Page 49
Story: Empire of Shadows
Ellie had read it, of course. She had ordered a copy from Dresden the year before and devoured it in the wingback chair in her room after work one evening.
She always tried to stay up-to-date with the latest research into the ancient history of various parts of the world. It was something of a compulsion, even though it was highly unlikely she would ever have an opportunity to put the knowledge to use.
“Are you familiar with Schellhas’s work?” she asked.
“Nah,” Bates replied. “I just know what I’ve seen.”
“It is quite recent and not yet translated from the original German,” she continued. “But it is my understanding that the slashed face and serpent legarefound combined in the symbology a little further north among the Aztecs—in the god Tezcatlipoca, the master of war, sacrifice, and prophecy. The presence of the disk icon here in the center of the figure would support that identification, as Tezcatlipoca is also strongly associated with the Smoking Mirror…”
“Smoking Mirror?” Bates prompted.
“Oh!” Ellie returned. “Sorry—a mythical piece of flawless obsidian through which the god could supposedly see into the past, the future, or across vast… er, distances,” she finished awkwardly.
Bates had gone quiet. He wasn’t looking at the medallion anymore. His eyes were on Ellie.

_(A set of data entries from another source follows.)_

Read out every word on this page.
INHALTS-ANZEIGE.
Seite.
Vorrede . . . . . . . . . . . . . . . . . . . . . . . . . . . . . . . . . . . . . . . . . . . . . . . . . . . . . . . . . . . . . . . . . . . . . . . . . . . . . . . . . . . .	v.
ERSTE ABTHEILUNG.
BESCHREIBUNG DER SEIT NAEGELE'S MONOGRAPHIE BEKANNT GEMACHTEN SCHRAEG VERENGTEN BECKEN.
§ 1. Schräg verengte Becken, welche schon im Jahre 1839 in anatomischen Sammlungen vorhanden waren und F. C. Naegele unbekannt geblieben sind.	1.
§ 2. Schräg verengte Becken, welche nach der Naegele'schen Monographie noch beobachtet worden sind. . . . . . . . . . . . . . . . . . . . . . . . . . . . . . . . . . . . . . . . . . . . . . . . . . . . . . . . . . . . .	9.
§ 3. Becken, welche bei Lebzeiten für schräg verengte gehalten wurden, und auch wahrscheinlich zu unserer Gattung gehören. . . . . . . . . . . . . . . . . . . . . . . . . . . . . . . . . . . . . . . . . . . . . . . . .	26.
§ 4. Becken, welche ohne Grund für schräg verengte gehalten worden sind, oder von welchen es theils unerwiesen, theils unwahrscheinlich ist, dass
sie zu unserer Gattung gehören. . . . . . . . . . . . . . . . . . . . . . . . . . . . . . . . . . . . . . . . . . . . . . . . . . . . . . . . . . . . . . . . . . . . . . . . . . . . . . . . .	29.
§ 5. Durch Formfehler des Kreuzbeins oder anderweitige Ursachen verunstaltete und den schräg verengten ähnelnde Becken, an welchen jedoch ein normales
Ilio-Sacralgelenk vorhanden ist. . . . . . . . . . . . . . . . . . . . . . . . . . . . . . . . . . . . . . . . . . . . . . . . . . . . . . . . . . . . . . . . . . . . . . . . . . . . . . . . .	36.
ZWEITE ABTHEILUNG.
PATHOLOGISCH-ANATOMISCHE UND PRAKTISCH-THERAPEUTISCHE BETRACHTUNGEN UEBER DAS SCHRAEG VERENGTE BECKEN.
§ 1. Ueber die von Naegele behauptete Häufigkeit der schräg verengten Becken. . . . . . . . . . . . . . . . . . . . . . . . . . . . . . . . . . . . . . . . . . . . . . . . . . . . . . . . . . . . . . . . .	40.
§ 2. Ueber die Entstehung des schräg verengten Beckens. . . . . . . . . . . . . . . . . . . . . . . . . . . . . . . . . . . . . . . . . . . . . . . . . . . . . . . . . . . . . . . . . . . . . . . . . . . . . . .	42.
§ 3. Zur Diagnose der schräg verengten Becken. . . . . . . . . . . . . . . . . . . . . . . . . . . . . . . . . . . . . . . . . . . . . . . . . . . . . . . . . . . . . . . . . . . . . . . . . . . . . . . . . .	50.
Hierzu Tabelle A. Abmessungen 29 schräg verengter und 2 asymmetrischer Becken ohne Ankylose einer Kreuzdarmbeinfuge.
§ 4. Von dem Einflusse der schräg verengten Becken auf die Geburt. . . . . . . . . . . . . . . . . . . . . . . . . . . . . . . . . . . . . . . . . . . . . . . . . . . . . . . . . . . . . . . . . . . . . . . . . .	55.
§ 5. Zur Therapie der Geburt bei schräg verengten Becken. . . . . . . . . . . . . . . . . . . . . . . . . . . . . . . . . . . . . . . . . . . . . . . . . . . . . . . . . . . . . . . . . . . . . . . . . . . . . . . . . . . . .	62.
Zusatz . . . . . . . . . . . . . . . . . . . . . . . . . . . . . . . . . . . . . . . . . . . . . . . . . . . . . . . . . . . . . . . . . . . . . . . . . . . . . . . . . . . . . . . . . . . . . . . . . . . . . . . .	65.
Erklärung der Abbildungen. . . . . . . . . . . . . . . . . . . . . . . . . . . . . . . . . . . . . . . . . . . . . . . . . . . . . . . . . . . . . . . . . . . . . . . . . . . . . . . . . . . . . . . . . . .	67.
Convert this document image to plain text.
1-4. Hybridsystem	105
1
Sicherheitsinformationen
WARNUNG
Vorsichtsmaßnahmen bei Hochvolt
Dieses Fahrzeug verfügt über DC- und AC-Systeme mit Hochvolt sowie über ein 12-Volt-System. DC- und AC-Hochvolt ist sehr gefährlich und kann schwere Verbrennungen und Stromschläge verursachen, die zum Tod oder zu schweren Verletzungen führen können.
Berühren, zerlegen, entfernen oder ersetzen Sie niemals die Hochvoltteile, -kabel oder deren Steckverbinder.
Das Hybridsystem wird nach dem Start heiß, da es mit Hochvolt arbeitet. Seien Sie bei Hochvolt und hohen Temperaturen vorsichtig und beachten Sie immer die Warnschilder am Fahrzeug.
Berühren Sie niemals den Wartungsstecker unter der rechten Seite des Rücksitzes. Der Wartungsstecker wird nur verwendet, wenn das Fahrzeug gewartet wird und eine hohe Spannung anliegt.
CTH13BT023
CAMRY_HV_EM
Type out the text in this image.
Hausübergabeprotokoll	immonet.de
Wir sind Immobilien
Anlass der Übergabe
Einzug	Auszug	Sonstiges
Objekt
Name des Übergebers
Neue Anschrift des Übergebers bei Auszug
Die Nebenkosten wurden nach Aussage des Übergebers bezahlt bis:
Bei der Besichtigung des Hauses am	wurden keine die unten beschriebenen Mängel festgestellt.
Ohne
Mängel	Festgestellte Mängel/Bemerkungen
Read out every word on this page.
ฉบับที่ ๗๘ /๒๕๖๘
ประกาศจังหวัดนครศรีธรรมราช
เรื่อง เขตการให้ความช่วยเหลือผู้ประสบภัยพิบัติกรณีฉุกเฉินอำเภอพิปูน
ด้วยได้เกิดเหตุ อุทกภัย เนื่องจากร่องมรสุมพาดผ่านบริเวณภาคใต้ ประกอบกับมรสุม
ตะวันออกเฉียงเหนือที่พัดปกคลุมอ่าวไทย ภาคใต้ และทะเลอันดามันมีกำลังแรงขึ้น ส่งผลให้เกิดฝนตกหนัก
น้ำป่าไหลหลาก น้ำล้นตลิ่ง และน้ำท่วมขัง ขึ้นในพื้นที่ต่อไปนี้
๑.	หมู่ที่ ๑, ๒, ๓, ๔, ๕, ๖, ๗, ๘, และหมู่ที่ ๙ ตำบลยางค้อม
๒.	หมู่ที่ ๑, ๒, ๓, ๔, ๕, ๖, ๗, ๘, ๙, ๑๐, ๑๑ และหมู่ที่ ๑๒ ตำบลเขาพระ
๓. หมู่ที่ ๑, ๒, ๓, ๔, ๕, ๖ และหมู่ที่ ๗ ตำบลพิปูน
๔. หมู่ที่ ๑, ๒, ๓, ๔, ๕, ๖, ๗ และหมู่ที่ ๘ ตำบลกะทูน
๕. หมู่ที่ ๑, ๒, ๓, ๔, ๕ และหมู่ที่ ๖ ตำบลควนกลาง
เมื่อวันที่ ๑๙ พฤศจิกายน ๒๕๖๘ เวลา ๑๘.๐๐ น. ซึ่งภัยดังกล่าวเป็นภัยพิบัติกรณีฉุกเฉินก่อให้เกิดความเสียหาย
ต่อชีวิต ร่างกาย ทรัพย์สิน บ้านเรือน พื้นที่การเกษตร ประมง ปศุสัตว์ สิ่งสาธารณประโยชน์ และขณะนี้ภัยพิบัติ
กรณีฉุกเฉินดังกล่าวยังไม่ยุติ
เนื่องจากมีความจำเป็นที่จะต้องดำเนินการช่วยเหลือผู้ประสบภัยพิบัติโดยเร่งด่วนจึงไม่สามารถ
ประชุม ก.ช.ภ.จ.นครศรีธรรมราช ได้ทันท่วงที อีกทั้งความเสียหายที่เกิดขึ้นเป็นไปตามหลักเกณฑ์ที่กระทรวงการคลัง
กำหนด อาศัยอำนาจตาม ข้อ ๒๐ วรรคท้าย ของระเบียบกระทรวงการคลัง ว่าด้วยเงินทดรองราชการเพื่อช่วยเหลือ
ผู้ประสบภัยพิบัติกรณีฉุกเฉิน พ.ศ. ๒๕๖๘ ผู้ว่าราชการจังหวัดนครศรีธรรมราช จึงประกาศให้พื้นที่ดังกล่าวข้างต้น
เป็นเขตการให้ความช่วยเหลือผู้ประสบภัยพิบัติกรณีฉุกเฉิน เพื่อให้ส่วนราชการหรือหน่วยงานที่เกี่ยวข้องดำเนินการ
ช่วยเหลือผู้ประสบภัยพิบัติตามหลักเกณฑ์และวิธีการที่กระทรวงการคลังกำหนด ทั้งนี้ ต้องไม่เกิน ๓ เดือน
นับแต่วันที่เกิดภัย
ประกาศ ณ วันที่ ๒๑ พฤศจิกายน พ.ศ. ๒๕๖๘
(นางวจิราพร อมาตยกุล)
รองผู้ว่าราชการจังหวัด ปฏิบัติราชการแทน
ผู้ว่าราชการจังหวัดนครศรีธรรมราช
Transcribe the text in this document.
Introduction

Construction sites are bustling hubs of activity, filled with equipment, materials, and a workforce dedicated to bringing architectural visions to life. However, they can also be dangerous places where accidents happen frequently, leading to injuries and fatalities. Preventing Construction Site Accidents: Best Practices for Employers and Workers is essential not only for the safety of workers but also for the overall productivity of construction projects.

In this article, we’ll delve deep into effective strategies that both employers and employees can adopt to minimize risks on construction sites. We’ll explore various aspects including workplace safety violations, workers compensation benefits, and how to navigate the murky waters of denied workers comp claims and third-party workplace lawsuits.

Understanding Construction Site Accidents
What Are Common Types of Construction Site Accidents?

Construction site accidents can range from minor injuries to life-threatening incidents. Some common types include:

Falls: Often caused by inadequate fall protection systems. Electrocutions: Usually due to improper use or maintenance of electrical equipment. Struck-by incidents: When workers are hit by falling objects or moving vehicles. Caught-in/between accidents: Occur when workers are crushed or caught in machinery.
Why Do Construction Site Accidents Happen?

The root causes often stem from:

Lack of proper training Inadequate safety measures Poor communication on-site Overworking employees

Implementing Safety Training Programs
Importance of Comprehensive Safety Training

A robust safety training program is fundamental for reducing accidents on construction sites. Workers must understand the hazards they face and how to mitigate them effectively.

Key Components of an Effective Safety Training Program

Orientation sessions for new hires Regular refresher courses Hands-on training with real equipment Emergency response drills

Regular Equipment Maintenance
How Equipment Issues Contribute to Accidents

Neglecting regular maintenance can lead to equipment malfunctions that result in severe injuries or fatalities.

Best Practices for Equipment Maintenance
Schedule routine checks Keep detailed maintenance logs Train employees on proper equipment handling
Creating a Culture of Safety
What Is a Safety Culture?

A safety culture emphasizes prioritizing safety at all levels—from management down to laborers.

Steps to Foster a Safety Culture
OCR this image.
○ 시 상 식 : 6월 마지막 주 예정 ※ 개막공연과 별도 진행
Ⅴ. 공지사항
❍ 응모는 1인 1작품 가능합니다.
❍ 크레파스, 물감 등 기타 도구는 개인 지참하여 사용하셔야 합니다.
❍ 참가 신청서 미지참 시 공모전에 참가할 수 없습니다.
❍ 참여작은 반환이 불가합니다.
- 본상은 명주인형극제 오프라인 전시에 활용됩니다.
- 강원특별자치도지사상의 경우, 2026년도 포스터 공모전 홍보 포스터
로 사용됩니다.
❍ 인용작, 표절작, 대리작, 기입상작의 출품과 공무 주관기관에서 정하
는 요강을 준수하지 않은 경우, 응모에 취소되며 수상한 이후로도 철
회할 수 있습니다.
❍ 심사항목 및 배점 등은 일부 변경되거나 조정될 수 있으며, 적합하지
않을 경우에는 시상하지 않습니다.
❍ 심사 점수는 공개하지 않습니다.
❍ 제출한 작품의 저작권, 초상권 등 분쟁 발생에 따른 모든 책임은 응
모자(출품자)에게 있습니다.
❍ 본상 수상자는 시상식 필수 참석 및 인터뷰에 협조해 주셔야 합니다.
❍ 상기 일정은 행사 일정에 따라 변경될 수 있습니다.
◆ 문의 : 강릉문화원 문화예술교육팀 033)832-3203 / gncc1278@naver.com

She was consumed by a familiar, uncomfortable fear. She was doing it again—rattling off an instinctive stream of knowledge in a way that usually ended with people looking at her as though she had just fallen out of the sky.
Ellie fought the urge to flinch. In her experience, men were often particularly ungracious when confronted with the reality that a woman might be as well informed as they were on a subject—or better.
She pushed the feeling aside. She could hardly expect to succeed in what she was about to attempt if she had to conceal the fact that sheknew things.
“Yet this isn’t an Aztec artifact,” she continued. “The rectangular structure of these characters more closely resembles Mayan script, and the figures are more stylized—less naturalistic.”
She waited for Bates’s response, brushing a hand uselessly across her skirt. He studied her for a quiet moment before returning his sharp blue gaze to the artifact.
“The glyphs might look like Mayan, but they’re not,” Bates finally said. “I don’t know what they are.”
“I suppose we must admit the possibility that it is a fraud.” Ellie was unable to keep the disappointment from her tone.
Bates leaned back in his chair and frowned at the surface of the disk thoughtfully.
“Damned clever one, if it is,” he replied. “It’d have to have been made by someone pretty familiar with the Mayan language. I mean, a fair few of these symbols look close to stuff I’ve seen out in the field—like this lollipop.”
“What lollipop?” Ellie replied, bewildered.
“This one,” he returned, flipping the medallion over and tapping the lone glyph on its reverse side.
Ellie eyed the circle of spiraling, whirling lines skeptically. There was admittedly something just a bit lollipopish about it.
“I am fairly certain that represents some kind of wind or vapor,” Ellie cut in defensively.
“But if they knew enough to replicate the lollipop, why not just carve the actual characters?” Bates continued. “Why bother changing them around at all when the real thing would’ve been more convincing?”
“Yes,” Ellie agreed. Her interest sparked again as she returned to his side and gazed down at the medallion with him. “That was my reasoning exactly.”
The thoughtful look Bates flashed her was a little difficult to read. She was relieved when he returned his attention to the artifact.
“You can’t reach inside a piece of rock and ask it when it was made,” he asserted. “In determining the authenticity of something like this, a lot of it’s got to come down to knowing where it came from.”
He gave her a meaningful look, waiting.
Ellie felt the tingle of rising nerves.
“I can confidently say that it dates back to at least the mid-seventeenth century,” she offered carefully.
Bates’s tone shifted, taking on a warning note.
“Where’d you get the necklace, Princess?”